U-PB GEOCHRONOLOGY OF THE MAGNET COVE IGNEOUS COMPLEX, AR: NEW AGE CONSTRAINTS FROM PEROVSKITE, KIMZEYITE AND SCHORLOMITE GARNET


PRYOR, Brooke1, PELL, Dalton1 and MÖLLER, Andreas2, (1)Dept. of Geology, The University of Kansas, Lawrence, KS 66045, (2)Dept. of Geology, University of Kansas, 1414 Naismith Dr., Lawrence, KS 66045

The Magnet Cove Igneous Complex (MCIC) in Central Arkansas is one of the many expressions of Cretaceous magmatism in the North American Midcontinent. It forms a concentric structure comprised of a suite of intrusive and extrusive silica-undersaturated rocks. The core of the complex contains masses of carbonatite within ijolite, surrounded by intermediate rings of trachyte and phonolite, and an outer ring of nepheline syenites. The nepheline syenites were interpreted to have been emplaced first, with the carbonatites in the center of the complex being the youngest (1). The MCIC is the host of zirconium- and titanium-rich minerals, such as perovskite, titanite, and schorlomite garnet, and is the type locality of kimzeyite garnet. This study examines the U-Pb geochronology of perovskite and kimzeyite from the Kimzey Calcite Pit, a quarry located in a central carbonatite of the MCIC. We use laser ablation inductively coupled plasma mass spectrometry (LA-ICP-MS) to refine the age of emplacement for the MCIC and examine the suitability of these Ti- and Zr-rich minerals as U-Pb reference materials. Prior U-Pb results from the MCIC indicate at least a two-phase magmatic emplacement history between ca. 102 Ma and 98 Ma (2).
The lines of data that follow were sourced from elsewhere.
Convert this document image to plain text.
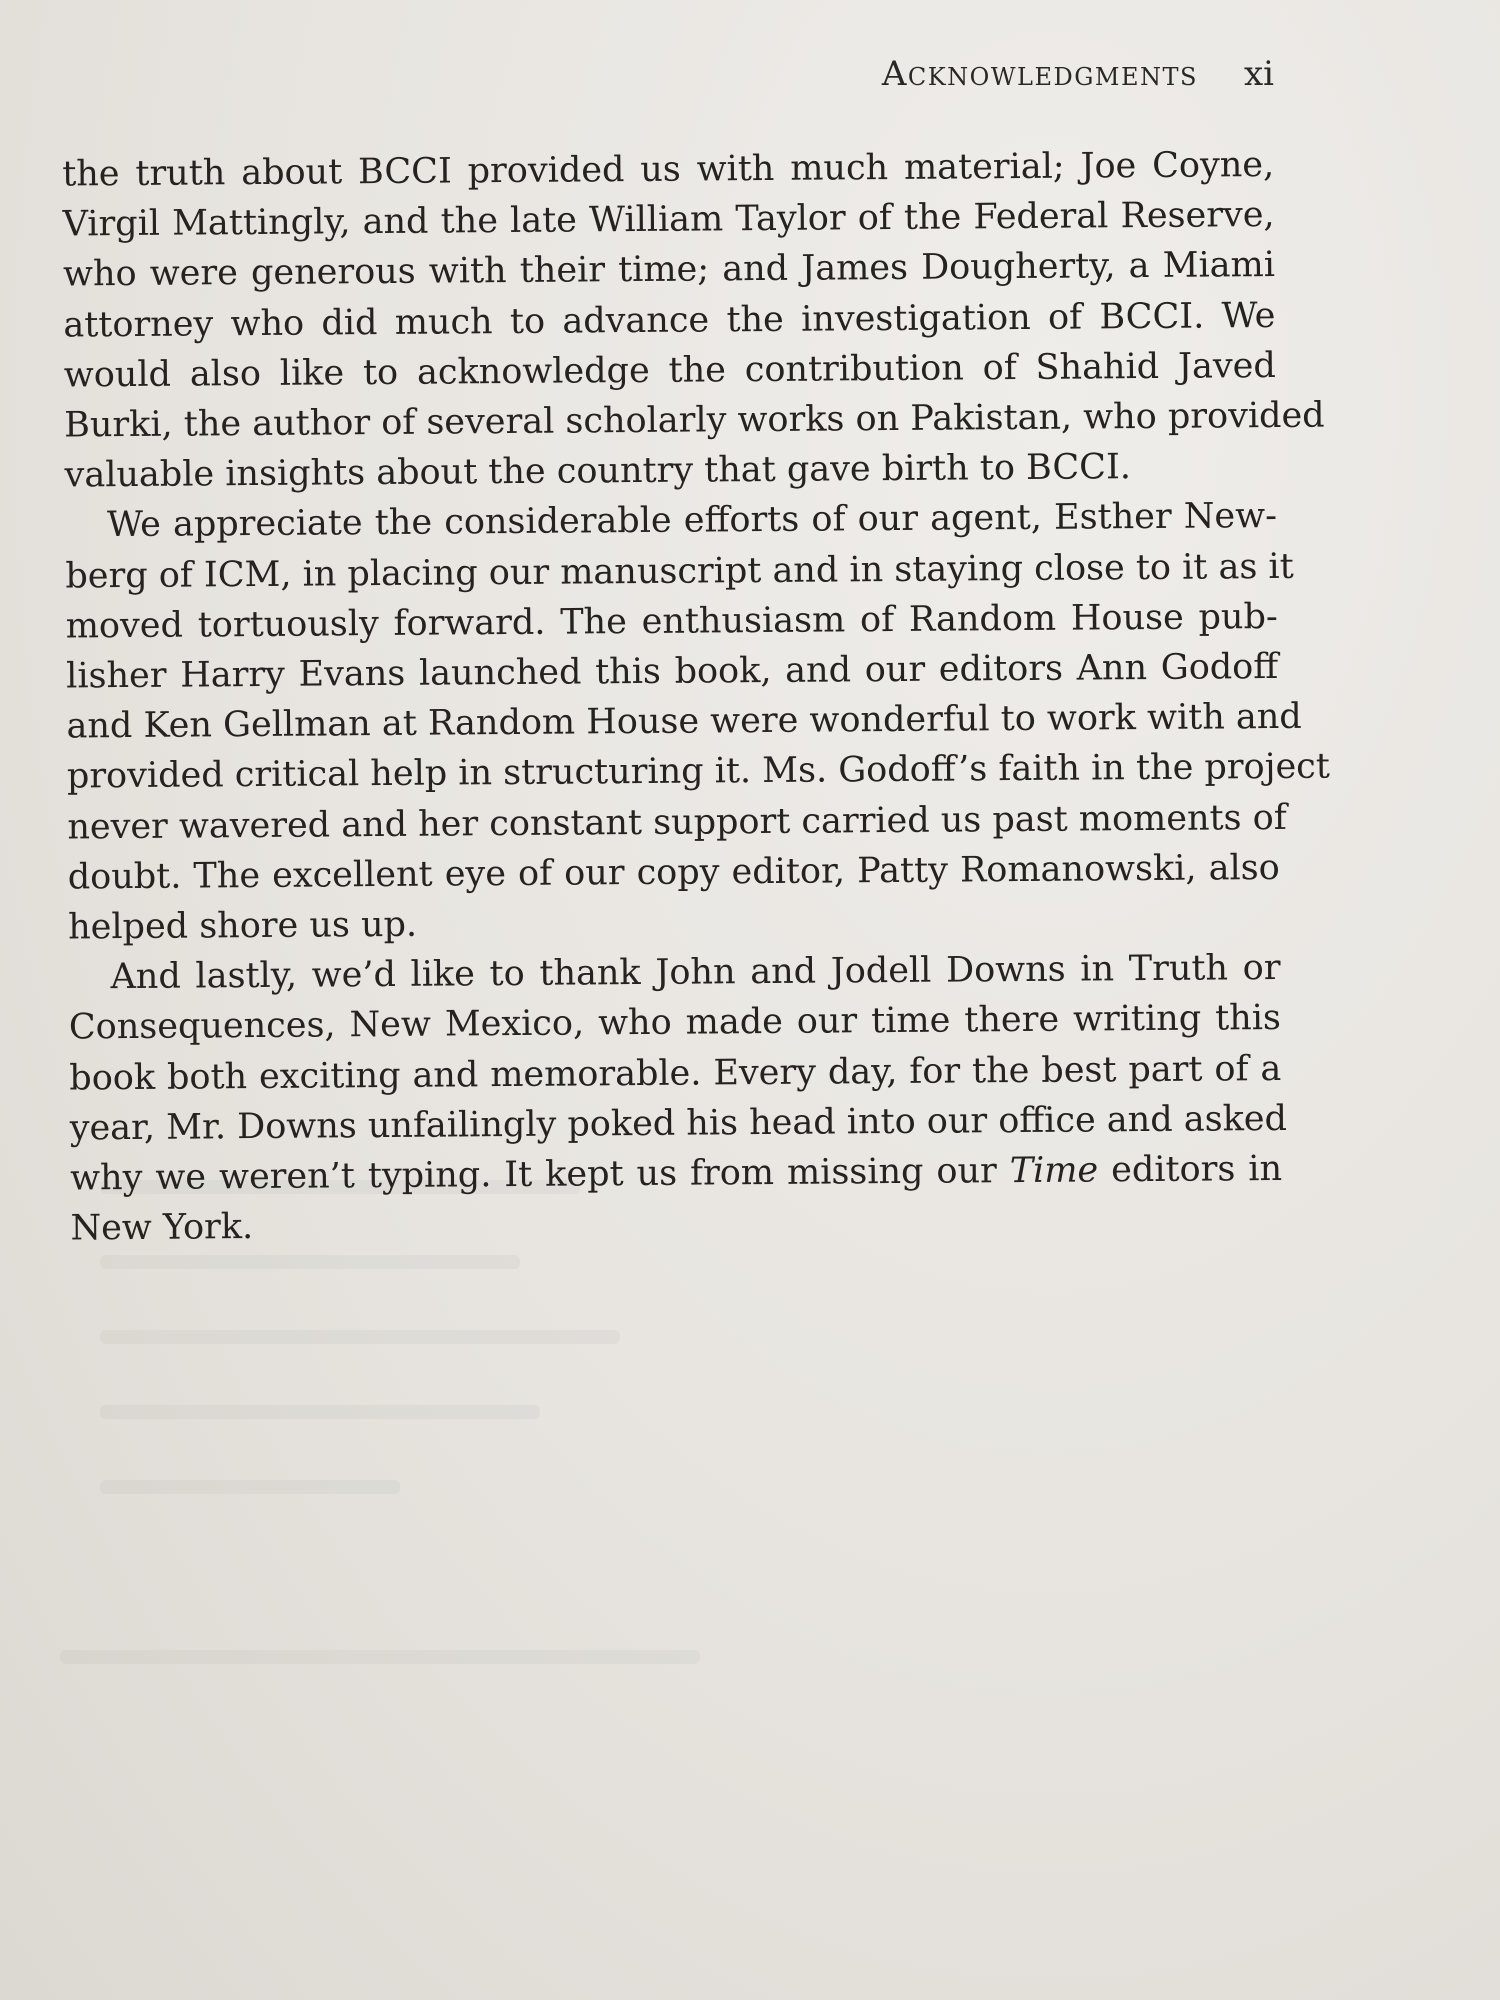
Acknowledgments xi

the truth about BCCI provided us with much material; Joe Coyne,
Virgil Mattingly, and the late William Taylor of the Federal Reserve,
who were generous with their time; and James Dougherty, a Miami
attorney who did much to advance the investigation of BCCI. We
would also like to acknowledge the contribution of Shahid Javed
Burki, the author of several scholarly works on Pakistan, who provided
valuable insights about the country that gave birth to BCCI.

We appreciate the considerable efforts of our agent, Esther New-
berg of ICM, in placing our manuscript and in staying close to it as it
moved tortuously forward. The enthusiasm of Random House pub-
lisher Harry Evans launched this book, and our editors Ann Godoff
and Ken Gellman at Random House were wonderful to work with and
provided critical help in structuring it. Ms. Godoff’s faith in the project
never wavered and her constant support carried us past moments of
doubt. The excellent eye of our copy editor, Patty Romanowski, also
helped shore us up.

And lastly, we’d like to thank John and Jodell Downs in Truth or
Consequences, New Mexico, who made our time there writing this
book both exciting and memorable. Every day, for the best part of a
year, Mr. Downs unfailingly poked his head into our office and asked
why we weren’t typing. It kept us from missing our Time editors in
New York.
However, the precise age of the carbonatite and therefore a test for the outside-in emplacement hypothesis had yet to be determined.
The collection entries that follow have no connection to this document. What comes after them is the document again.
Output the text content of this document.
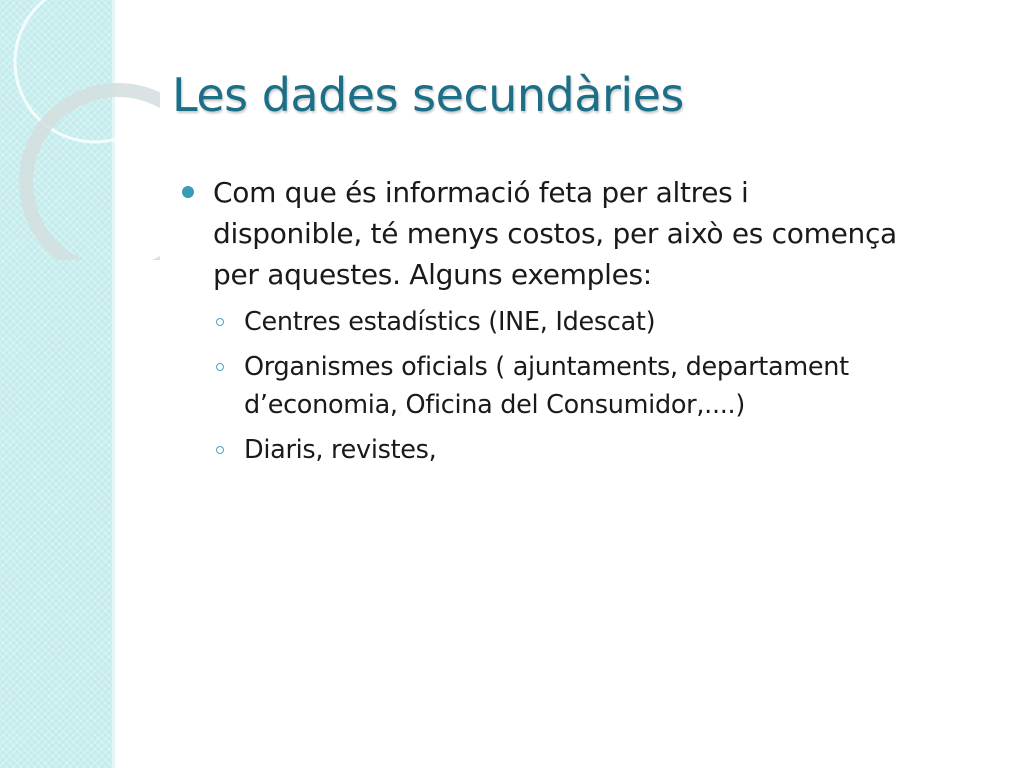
Les dades secundàries
Com que és informació feta per altres i disponible, té menys costos, per això es comença per aquestes. Alguns exemples:
Centres estadístics (INE, Idescat)
Organismes oficials ( ajuntaments, departament d’economia, Oficina del Consumidor,....)
Diaris, revistes,
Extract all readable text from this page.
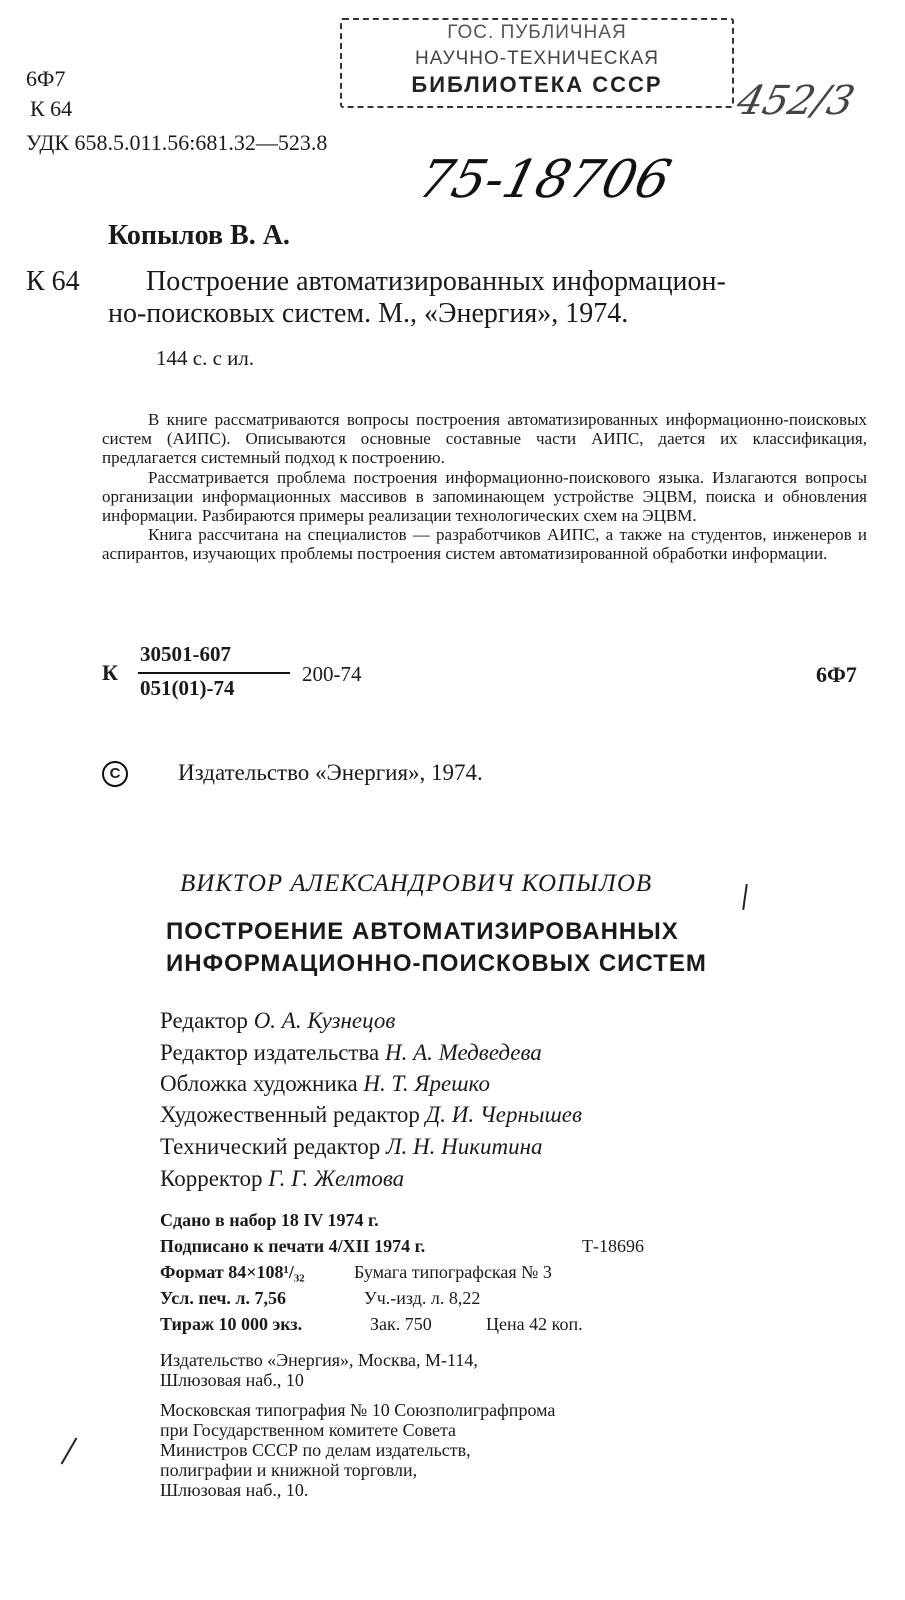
6Ф7
К 64
УДК 658.5.011.56:681.32—523.8
ГОС. ПУБЛИЧНАЯ
НАУЧНО-ТЕХНИЧЕСКАЯ
БИБЛИОТЕКА СССР
75-18706
452/3
Копылов В. А.
К 64 Построение автоматизированных информацион-
но-поисковых систем. М., «Энергия», 1974.
144 с. с ил.

В книге рассматриваются вопросы построения автоматизированных информационно-поисковых систем (АИПС). Описываются основные составные части АИПС, дается их классификация, предлагается системный подход к построению.

Рассматривается проблема построения информационно-поискового языка. Излагаются вопросы организации информационных массивов в запоминающем устройстве ЭЦВМ, поиска и обновления информации. Разбираются примеры реализации технологических схем на ЭЦВМ.

Книга рассчитана на специалистов — разработчиков АИПС, а также на студентов, инженеров и аспирантов, изучающих проблемы построения систем автоматизированной обработки информации.

К
30501-607
051(01)-74
200-74	6Ф7
C	Издательство «Энергия», 1974.
ВИКТОР АЛЕКСАНДРОВИЧ КОПЫЛОВ
ПОСТРОЕНИЕ АВТОМАТИЗИРОВАННЫХ
ИНФОРМАЦИОННО-ПОИСКОВЫХ СИСТЕМ
Редактор О. А. Кузнецов
Редактор издательства Н. А. Медведева
Обложка художника Н. Т. Ярешко
Художественный редактор Д. И. Чернышев
Технический редактор Л. Н. Никитина
Корректор Г. Г. Желтова
Сдано в набор 18 IV 1974 г.
Подписано к печати 4/XII 1974 г.	Т-18696
Формат 84×108¹/₃₂	Бумага типографская № 3
Усл. печ. л. 7,56	Уч.-изд. л. 8,22
Тираж 10 000 экз.	Зак. 750	Цена 42 коп.
Издательство «Энергия», Москва, М-114,
Шлюзовая наб., 10
Московская типография № 10 Союзполиграфпрома
при Государственном комитете Совета
Министров СССР по делам издательств,
полиграфии и книжной торговли,
Шлюзовая наб., 10.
The age range determined for MCIC emplacement is contemporaneous with other Si-undersaturated magmatism (e.g. Sulphur Springs, AR, 3), including lamproite and kimberlite magmatism in Kansas (e.g. 4). It is somewhat younger than the Oka carbonatite in Canada (5). The new geochronological data provide improved constraints on possible causes for this enigmatic period of magmatic activity, with edge-driven mantle convection (6) as the preferred model to explain the wide temporal and regional spread of Cretaceous, mantle-derived magmatism.

(1) Erickson, R.L., Blade, L.V., 1963. USGS Prof. Paper, 425, 95 pp.; (2) Möller, A., Pell, D., 2023. GSA Abstracts, 55, p. 394821; (3) Zartman, R.E., Howard, J.M., 1987. Geol. Soc. Am. Spec. Paper 215, p. 235-240; (4) Lupini, I. et al., 2024. International Kimberlite Conference: Extended Abstracts, v. 12; (5) Chen, W., Simonetti, A., 2014. Minerals, 4(2), p. 437-476; (6) Kjarsgaard, B.A. et al., 2017. Gcubed, 18(7), p. 2727-2747.